Michael Martin: 'I will relinquish the office of Speaker on Sunday, 21st June'
Michael Martin has told MPs he intends to stand down, so becoming the first Commons Speaker to be effectively forced out of office for 300 years.
In a brief statement, he said he would step down on 21 June, with a successor set to be elected by MPs the next day.
Mr Martin, who will also step down as an MP, has faced criticism over his handling of the MP expenses issue.
He later announced a clampdown on MPs' expenses - with a £1,250 cap on mortgage interest and rent payments.
He was clapped and cheered by MPs as he announced emergency changes to the expenses system which have been agreed between the party leaders.
These include a ban on "flipping" of second homes and of using allowances to buy furniture and household goods - and a £1,250 a month cap on mortgage or rent on second homes, which will come down in future years.
He said all parties were now committed to accepting the recommendations of Sir Christopher Kelly's Committee on Standards in Public Life, provided they met certain tests.
He also announced proposals to "tighten up" the administration of the expenses system with a "reasonableness" test to block dubious claims.
On Monday, Mr Martin apologised for his role in events but gave no indication about when he would stand down - only to be challenged by a succession of MPs who asked for a debate on a motion of no confidence in him.

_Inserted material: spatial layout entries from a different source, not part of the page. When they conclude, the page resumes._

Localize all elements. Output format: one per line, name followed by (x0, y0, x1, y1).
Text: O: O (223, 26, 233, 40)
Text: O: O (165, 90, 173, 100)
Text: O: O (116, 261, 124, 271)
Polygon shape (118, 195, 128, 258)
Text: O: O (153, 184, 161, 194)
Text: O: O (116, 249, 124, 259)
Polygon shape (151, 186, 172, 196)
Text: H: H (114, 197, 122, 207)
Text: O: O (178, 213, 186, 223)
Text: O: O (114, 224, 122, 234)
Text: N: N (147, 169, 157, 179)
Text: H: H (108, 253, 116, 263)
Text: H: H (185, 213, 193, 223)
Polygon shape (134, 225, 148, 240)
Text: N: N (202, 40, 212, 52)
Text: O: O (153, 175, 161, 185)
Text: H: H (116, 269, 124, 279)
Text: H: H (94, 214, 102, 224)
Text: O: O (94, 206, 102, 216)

At a time when the Commons desperately needed leadership, he failed to lead
In his resignation statement, on Tuesday afternoon, which lasted just 35 seconds, Mr Martin said: "I have always felt that the House is at its best when it is united.
"In order that unity can be maintained, I have decided that I will relinquish office of Speaker on Sunday 21 June.
"This will allow the House to proceed to elect a new Speaker on Monday 22 June."
He finished by adding "that is all I have to say on this matter" before going on to ask for questions to Foreign Secretary David Miliband.
Mr Miliband said the House would respect his wishes and pay its tributes at "a later date".
But independent MP Bob Spink, who asked the first question, paid "the warmest possible tribute" to Mr Martin - to "hear hears" from MPs.
BBC political correspondent Iain Watson said sources had confirmed that a meeting took place between the prime minister and the Speaker on Monday night to discuss Mr Martin's future.
Additionally, meetings were arranged between allies of the prime minister and friends of Michael Martin and between the Speaker and the government's business managers.
Our correspondent said the prime minister was very keen not to be seen to be forcing Mr Martin from office. But the key message at these meetings was that government business managers would have to allow a motion of no confidence to be debated if it were signed by a large number of people.
At a news conference Mr Brown paid tribute to his "30 years of public service" - a record of which, he said, Mr Martin and his family could be proud.
Mr Martin's spokeswoman said he would stand down as MP for Glasgow North East on June 21, sparking a by-election in what has been considered a safe Labour seat.
Later in a written statement Commons leader Harriet Harman paid tribute to Mr Martin's "passionate commitment to the House" and said he had served "with distinction".
David Cameron: 'A new Speaker is a good start'
She said: "Michael Martin's resignation today as Speaker is an act of great generosity to the House of Commons that Members of Parliament from all parties will respect."
Labour MP Paul Flynn, who was among those who signed the no confidence motion, told the BBC it had been "painful" to see the Speaker forced out but it was inevitable.
But he added: "He had not recognised the seriousness of the situation and... made a disastrous situation even worse by his lack of penitence, by his aggressive attitude by his attempt to blame the whistleblowers."
Mr Martin's critics say he was the driving force behind repeated attempts by Commons authorities to block details of MPs' expenses from coming out under Freedom of Information legislation.
Removing Michael Martin is not the end, it is the beginning - a new Speaker has to be reformist, they need to be progressive
But his supporters say he has long been the victim of snobbery and has been made a scapegoat for a scandal that has affected all the main parties.
Meanwhile, in other events linked to the row over MPs' second homes expenses, the Metropolitan Police have said they will not investigate how details of claims came to be leaked to the Daily Telegraph.
A spokesman said it was likely the "public interest defence would be likely to prove a significant hurdle" to a criminal prosecution.
But he said officers from the Economic and Specialist Crime Command had met senior Crown Prosecution Service solicitors to discuss allegations some MPs had misused public money.
Gordon Brown has said no Labour MP who broke expenses rules would stand at the next election.
And former Conservative minister Douglas Hogg said he would stand down as an MP at the next general election.
He has already agreed to repay £2,200 - the cost of clearing a moat at his country estate - which had been on paperwork submitted to the Commons fees office in support of his claims.
Tory backbencher Douglas Carswell - who put forward the motion of no confidence in Mr Martin - said the Parliamentary system had fallen into disrepute with many MPs being seen as "parasites" over the expenses scandal.
But he told the BBC: "Removing Michael Martin is not the end, it is the beginning - a new Speaker has to be reformist, they need to be progressive."